Bigger Than the Red Sea Crisis?
Industry experts are unequivocal: this is the biggest threat to global shipping and supply chains since COVID-19. While the Red Sea/Houthi crisis of 2023–2024 forced carriers to reroute around Africa, it affected primarily container shipping on specific lanes. The Iran war is different — it simultaneously disrupts all shipping segments: container, dry bulk, and oil tanker.
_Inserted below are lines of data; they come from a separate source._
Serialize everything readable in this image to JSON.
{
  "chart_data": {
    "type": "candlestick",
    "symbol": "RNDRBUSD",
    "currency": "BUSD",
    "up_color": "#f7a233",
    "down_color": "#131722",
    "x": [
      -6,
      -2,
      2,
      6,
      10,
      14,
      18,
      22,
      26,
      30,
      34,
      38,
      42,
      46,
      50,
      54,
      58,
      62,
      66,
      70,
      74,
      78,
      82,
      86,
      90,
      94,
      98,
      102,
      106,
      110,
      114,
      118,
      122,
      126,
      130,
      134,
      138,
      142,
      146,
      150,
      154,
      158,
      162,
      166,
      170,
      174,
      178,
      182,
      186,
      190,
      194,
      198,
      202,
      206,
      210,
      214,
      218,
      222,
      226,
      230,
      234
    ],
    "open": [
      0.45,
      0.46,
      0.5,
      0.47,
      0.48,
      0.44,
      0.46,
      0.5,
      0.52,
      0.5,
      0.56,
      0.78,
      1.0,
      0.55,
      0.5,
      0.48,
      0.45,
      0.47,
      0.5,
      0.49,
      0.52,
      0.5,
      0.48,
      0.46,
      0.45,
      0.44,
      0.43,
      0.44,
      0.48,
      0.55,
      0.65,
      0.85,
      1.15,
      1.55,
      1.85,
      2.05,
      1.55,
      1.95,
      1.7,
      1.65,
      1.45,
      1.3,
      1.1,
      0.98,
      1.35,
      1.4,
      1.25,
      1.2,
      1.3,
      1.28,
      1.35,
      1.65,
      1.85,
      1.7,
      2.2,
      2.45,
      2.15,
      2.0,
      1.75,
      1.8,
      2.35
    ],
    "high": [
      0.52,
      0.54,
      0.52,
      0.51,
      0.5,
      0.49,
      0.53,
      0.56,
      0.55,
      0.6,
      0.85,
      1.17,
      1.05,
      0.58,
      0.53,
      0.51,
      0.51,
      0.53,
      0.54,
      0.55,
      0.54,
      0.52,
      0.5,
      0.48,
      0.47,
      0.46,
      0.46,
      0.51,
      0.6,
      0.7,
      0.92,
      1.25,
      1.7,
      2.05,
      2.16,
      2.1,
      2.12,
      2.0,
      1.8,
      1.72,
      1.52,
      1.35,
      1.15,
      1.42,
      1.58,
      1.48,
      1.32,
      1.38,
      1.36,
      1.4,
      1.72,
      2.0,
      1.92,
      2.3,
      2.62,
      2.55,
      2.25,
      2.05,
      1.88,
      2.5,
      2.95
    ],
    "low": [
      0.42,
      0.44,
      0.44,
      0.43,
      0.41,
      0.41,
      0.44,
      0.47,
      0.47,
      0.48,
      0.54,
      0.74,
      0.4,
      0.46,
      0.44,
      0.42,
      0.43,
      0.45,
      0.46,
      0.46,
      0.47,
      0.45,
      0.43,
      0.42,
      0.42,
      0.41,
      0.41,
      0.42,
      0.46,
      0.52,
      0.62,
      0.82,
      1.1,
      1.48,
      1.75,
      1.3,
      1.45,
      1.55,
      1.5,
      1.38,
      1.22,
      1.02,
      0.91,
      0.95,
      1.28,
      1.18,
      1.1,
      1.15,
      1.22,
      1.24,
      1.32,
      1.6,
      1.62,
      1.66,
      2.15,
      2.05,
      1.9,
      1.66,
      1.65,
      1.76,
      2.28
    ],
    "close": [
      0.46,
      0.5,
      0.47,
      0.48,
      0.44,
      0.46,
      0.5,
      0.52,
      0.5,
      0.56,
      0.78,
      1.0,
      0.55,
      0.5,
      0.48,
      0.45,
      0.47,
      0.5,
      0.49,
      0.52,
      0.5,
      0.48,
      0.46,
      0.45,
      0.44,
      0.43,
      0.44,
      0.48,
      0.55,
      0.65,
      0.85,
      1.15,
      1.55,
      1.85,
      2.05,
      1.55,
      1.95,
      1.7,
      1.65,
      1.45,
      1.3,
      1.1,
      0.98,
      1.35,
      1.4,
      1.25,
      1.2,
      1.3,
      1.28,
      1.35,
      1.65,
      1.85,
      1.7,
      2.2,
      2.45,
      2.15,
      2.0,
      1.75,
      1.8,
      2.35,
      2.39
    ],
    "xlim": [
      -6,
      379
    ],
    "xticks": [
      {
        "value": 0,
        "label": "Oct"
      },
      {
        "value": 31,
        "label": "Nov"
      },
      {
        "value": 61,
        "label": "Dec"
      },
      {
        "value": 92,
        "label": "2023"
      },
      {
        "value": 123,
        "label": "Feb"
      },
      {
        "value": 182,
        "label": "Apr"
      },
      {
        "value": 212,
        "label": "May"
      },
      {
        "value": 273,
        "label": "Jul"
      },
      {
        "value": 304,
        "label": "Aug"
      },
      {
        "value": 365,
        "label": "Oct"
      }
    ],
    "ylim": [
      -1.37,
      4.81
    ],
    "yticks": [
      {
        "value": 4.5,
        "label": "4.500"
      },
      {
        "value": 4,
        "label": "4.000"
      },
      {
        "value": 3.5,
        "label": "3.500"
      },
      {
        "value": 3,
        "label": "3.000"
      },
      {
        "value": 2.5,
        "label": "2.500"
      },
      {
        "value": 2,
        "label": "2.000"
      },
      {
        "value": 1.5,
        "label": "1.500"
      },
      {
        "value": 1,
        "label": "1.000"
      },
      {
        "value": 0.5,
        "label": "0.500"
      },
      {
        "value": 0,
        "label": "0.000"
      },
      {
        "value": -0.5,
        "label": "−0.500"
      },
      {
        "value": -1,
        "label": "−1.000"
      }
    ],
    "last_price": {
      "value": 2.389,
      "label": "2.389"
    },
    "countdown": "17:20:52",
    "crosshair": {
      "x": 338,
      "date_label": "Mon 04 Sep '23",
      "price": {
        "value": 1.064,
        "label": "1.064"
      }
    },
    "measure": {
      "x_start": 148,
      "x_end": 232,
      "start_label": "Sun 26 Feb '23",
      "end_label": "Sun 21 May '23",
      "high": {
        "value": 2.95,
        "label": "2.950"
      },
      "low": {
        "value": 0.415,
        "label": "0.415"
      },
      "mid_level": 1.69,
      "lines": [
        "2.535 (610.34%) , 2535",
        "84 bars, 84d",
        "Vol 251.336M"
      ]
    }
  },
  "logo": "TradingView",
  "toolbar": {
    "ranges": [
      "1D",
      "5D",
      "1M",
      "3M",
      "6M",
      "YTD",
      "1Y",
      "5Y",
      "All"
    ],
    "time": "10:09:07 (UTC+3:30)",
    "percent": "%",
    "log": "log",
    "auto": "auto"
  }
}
"If this crisis continues over an extended period, it could trigger a global energy shock, with rising oil and gas prices amplifying shipping costs and cascading through supply chains worldwide." — Industry analyst, Morningstar/MarketWatch
What This Means for Shippers and Logistics Professionals
For anyone operating in freight forwarding, logistics, or international trade, the key takeaways right now are:
Expect higher rates — War risk surcharges, BAFs, and conflict surcharges are now standard across all major lanes touching the Middle East
Plan for longer transit times — Add 10–14 days to any Asia-Europe or Asia-Mediterranean estimate
Review your contracts — Force majeure clauses covering war, sanctions, and transportation disturbances are being activated across the industry
Diversify supply chains — Companies relying on single-source Gulf suppliers for energy, chemicals, or raw materials are the most exposed
Monitor insurance coverage — War risk insurance has been withdrawn in the region; verify your cargo coverage before booking
The situation remains fluid. Contract negotiations that were underway at TPM26 stalled immediately after the conflict began, as carriers reassessed the entire global supply-demand balance for 2026. The Iran war has, in the words of Lars Jensen, "fundamentally changed the market" — and the shipping industry, still recovering from the Houthi crisis, now faces a longer and more complex road ahead.